Cuando paso algún tiempo sin ir a verla, Rita se hinca hasta alcanzar los trastos en el mueble de arriba, lo lanza todo al suelo, deja la casa hecha un reguero. Es tal la furia que la emprende a mordiscos contra lo que encuentre y lo deja todo en versión trocitos o versión hilachas. Una vez le encontré la camisa y la gorra de otro tipo. Esa me dolió. Del tipo no quedaba ni rastro, de la gorra la mitad, y de la camisa como tres cuartos. Otro día fueron dos rabipelados que me los dejó descabezados y destripados en la puerta. Yo le recojo el desastre, la regaño sin muchas ganas y con algo de susto –las mujeres furiosas son la cosa más peligrosa que hay en este mundo- pero apenas me ve con esos ojazos pardos, me roza con esas uñotas y me saca la lengua rosa para besarme caigo rendido, le hago prometer que nunca más, y ella a mí, que no se me vuelve a ocurrir dejar de pasar a verla por tanto tiempo. Hablamos largo y tendido, nos acostamos sobre las baldosas viendo a las estrellas, hacemos las paces.

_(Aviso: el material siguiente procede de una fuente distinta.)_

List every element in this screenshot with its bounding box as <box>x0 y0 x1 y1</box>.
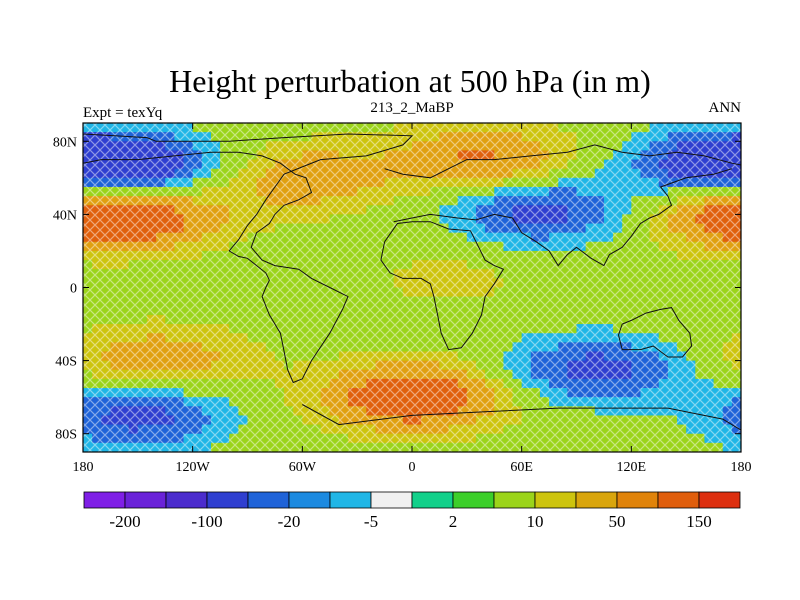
colorbar-box <box>83 491 126 509</box>
colorbar-box <box>534 491 577 509</box>
latitude-axis: 80N 40N 0 40S 80S <box>53 135 741 443</box>
colorbar-box <box>657 491 700 509</box>
coastline <box>302 404 741 431</box>
lat-tick-label: 40N <box>53 208 77 223</box>
coastline <box>384 144 741 179</box>
colorbar-box <box>411 491 454 509</box>
colorbar: -200 -100 -20 -5 2 10 50 150 <box>83 491 741 531</box>
left-subtitle: Expt = texYq <box>83 105 163 121</box>
lat-tick-label: 80N <box>53 135 77 150</box>
coastline <box>617 307 693 358</box>
colorbar-label: 2 <box>449 512 458 531</box>
lon-tick-label: 60E <box>510 460 533 475</box>
right-subtitle: ANN <box>709 100 742 116</box>
colorbar-label: 50 <box>609 512 626 531</box>
coastline <box>380 221 505 351</box>
colorbar-box <box>493 491 536 509</box>
colorbar-box <box>206 491 249 509</box>
colorbar-box <box>124 491 167 509</box>
colorbar-box <box>575 491 618 509</box>
colorbar-box <box>698 491 741 509</box>
lon-tick-label: 0 <box>409 460 416 475</box>
field-layer <box>83 123 741 452</box>
lon-tick-label: 60W <box>289 460 317 475</box>
lon-tick-label: 180 <box>731 460 752 475</box>
map-title: Height perturbation at 500 hPa (in m) <box>169 63 651 99</box>
colorbar-box <box>452 491 495 509</box>
colorbar-box <box>370 491 413 509</box>
coastlines <box>83 133 741 431</box>
lat-tick-label: 40S <box>55 355 77 370</box>
lat-tick-label: 80S <box>55 428 77 443</box>
coastline <box>83 133 414 384</box>
colorbar-box <box>288 491 331 509</box>
lat-tick-label: 0 <box>70 282 77 297</box>
colorbar-label: -5 <box>364 512 378 531</box>
colorbar-label: 10 <box>527 512 544 531</box>
colorbar-box <box>616 491 659 509</box>
center-subtitle: 213_2_MaBP <box>370 100 453 116</box>
longitude-axis: 180 120W 60W 0 60E 120E 180 <box>73 123 752 475</box>
colorbar-box <box>247 491 290 509</box>
colorbar-box <box>165 491 208 509</box>
colorbar-box <box>329 491 372 509</box>
coastline <box>393 168 733 267</box>
lon-tick-label: 180 <box>73 460 94 475</box>
lon-tick-label: 120W <box>176 460 211 475</box>
hatch-overlay <box>83 123 741 452</box>
lon-tick-label: 120E <box>617 460 647 475</box>
colorbar-label: -100 <box>191 512 222 531</box>
colorbar-label: -200 <box>109 512 140 531</box>
colorbar-label: -20 <box>278 512 301 531</box>
colorbar-label: 150 <box>686 512 712 531</box>
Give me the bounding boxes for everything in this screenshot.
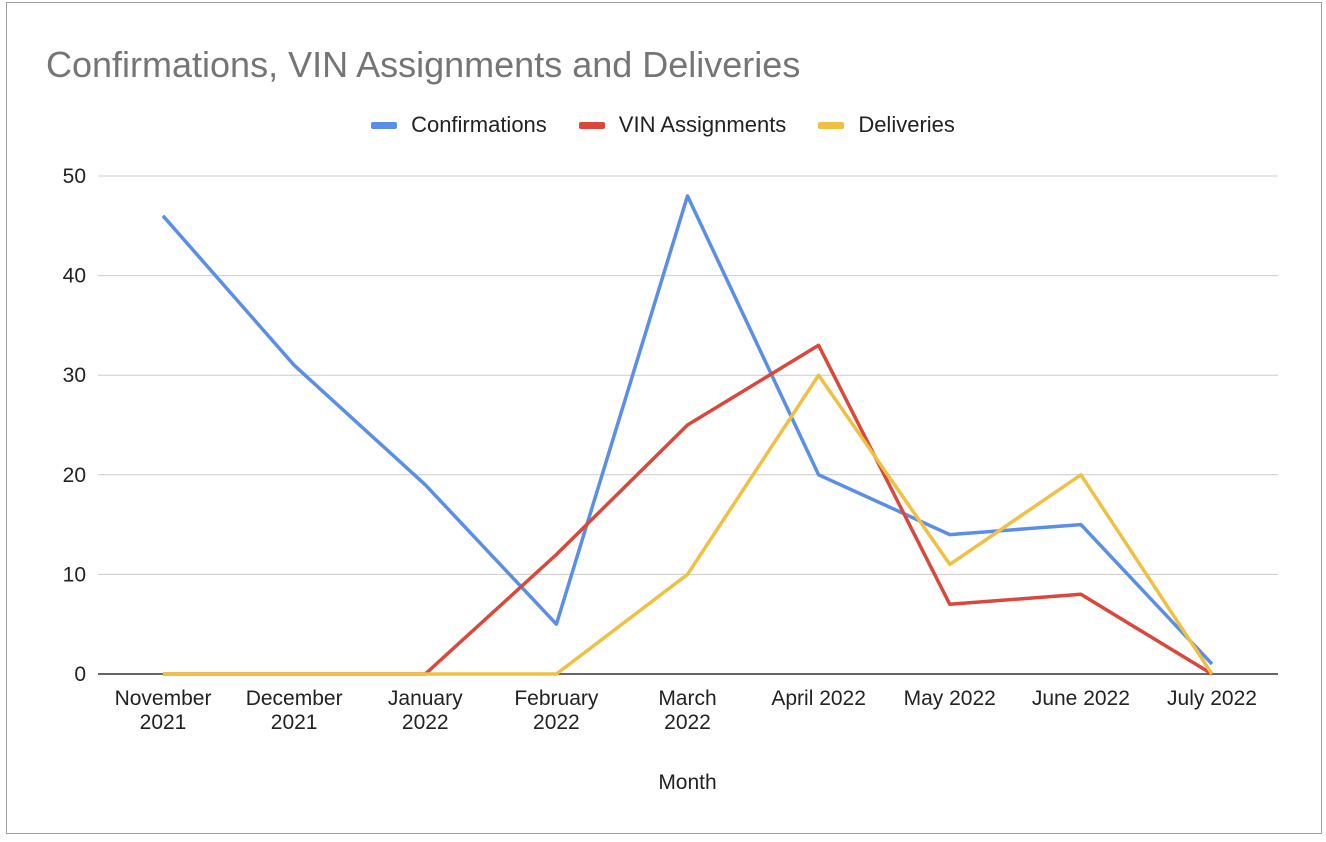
x-tick-label: July 2022 xyxy=(1167,687,1257,710)
legend-label-confirmations: Confirmations xyxy=(411,112,547,137)
x-tick-label: March 2022 xyxy=(658,687,716,734)
legend-swatch-confirmations xyxy=(371,121,398,129)
x-tick-label: June 2022 xyxy=(1032,687,1130,710)
legend-swatch-vin-assignments xyxy=(578,121,605,129)
legend-item-confirmations[interactable]: Confirmations xyxy=(371,112,547,138)
series-line-deliveries[interactable] xyxy=(163,373,1214,676)
y-axis-ticks: 0 10 20 30 40 50 xyxy=(63,165,86,686)
x-tick-label: May 2022 xyxy=(904,687,996,710)
x-tick-label: November 2021 xyxy=(115,687,212,734)
x-tick-label: January 2022 xyxy=(388,687,463,734)
y-tick-label: 40 xyxy=(63,265,86,288)
y-tick-label: 30 xyxy=(63,364,86,387)
series-line-confirmations[interactable] xyxy=(161,194,1214,666)
y-tick-label: 50 xyxy=(63,165,86,188)
y-tick-label: 20 xyxy=(63,464,86,487)
y-tick-label: 10 xyxy=(63,563,86,586)
y-tick-label: 0 xyxy=(74,663,86,686)
chart-legend: Confirmations VIN Assignments Deliveries xyxy=(0,112,1326,138)
legend-item-vin-assignments[interactable]: VIN Assignments xyxy=(578,112,787,138)
legend-label-vin-assignments: VIN Assignments xyxy=(618,112,787,137)
chart-frame[interactable] xyxy=(6,2,1322,834)
legend-swatch-deliveries xyxy=(818,121,845,129)
legend-label-deliveries: Deliveries xyxy=(858,112,955,137)
x-axis-title: Month xyxy=(658,771,716,794)
series-line-vin-assignments[interactable] xyxy=(163,343,1213,676)
x-tick-label: December 2021 xyxy=(246,687,343,734)
chart-title: Confirmations, VIN Assignments and Deliv… xyxy=(46,44,801,85)
x-tick-label: April 2022 xyxy=(771,687,866,710)
x-tick-label: February 2022 xyxy=(514,687,599,734)
x-axis-ticks: November 2021 December 2021 January 2022 Febru… xyxy=(115,687,1257,734)
series-lines xyxy=(161,194,1214,676)
legend-item-deliveries[interactable]: Deliveries xyxy=(818,112,955,138)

Hace un par de semanas le compré a Rita un libro: “Martha habla”, de Susan Meddaugh. Va de una niña que negada a comerse la sopa de letras que le ha servido su mamá se la da a comer a la perra. Las letras suben al cerebro de Martha y a partir de ese instante comienza a hablar, a contarlo todo, sobre ella, sobre los perros, sobre los humanos, a hacer la compra, a llamar a la policía cuando los ladrones rondan, a encargar por teléfono al frigorífico kilos y kilos de carne que sólo Martha se puede comer pero que Martha no puede pagar. Le leí el cuento a Rita y estoy seguro que se rió. Dijo algo que no entendí, porque aún no abre mucho la boca –aunque falta poco-, pero que yo asumí como “otra vez”. Yo se lo volví a leer y hacia el final se quedó rendida.

Anoche soñé con Rita. Rita que me hablaba. Tiene una voz dulce, con acento alemán –será por aquello de ser Boxer-. Esta vez no me pedía que le leyera el cuento, ni quería saber qué sorpresa escondía ahora en los bolsillos, me decía: “Vamos a leerte un cuento antes de dormir”. Y yo le escuchaba la voz, le miraba los ojazos pardos, la quería un montón y me dormía sabroso.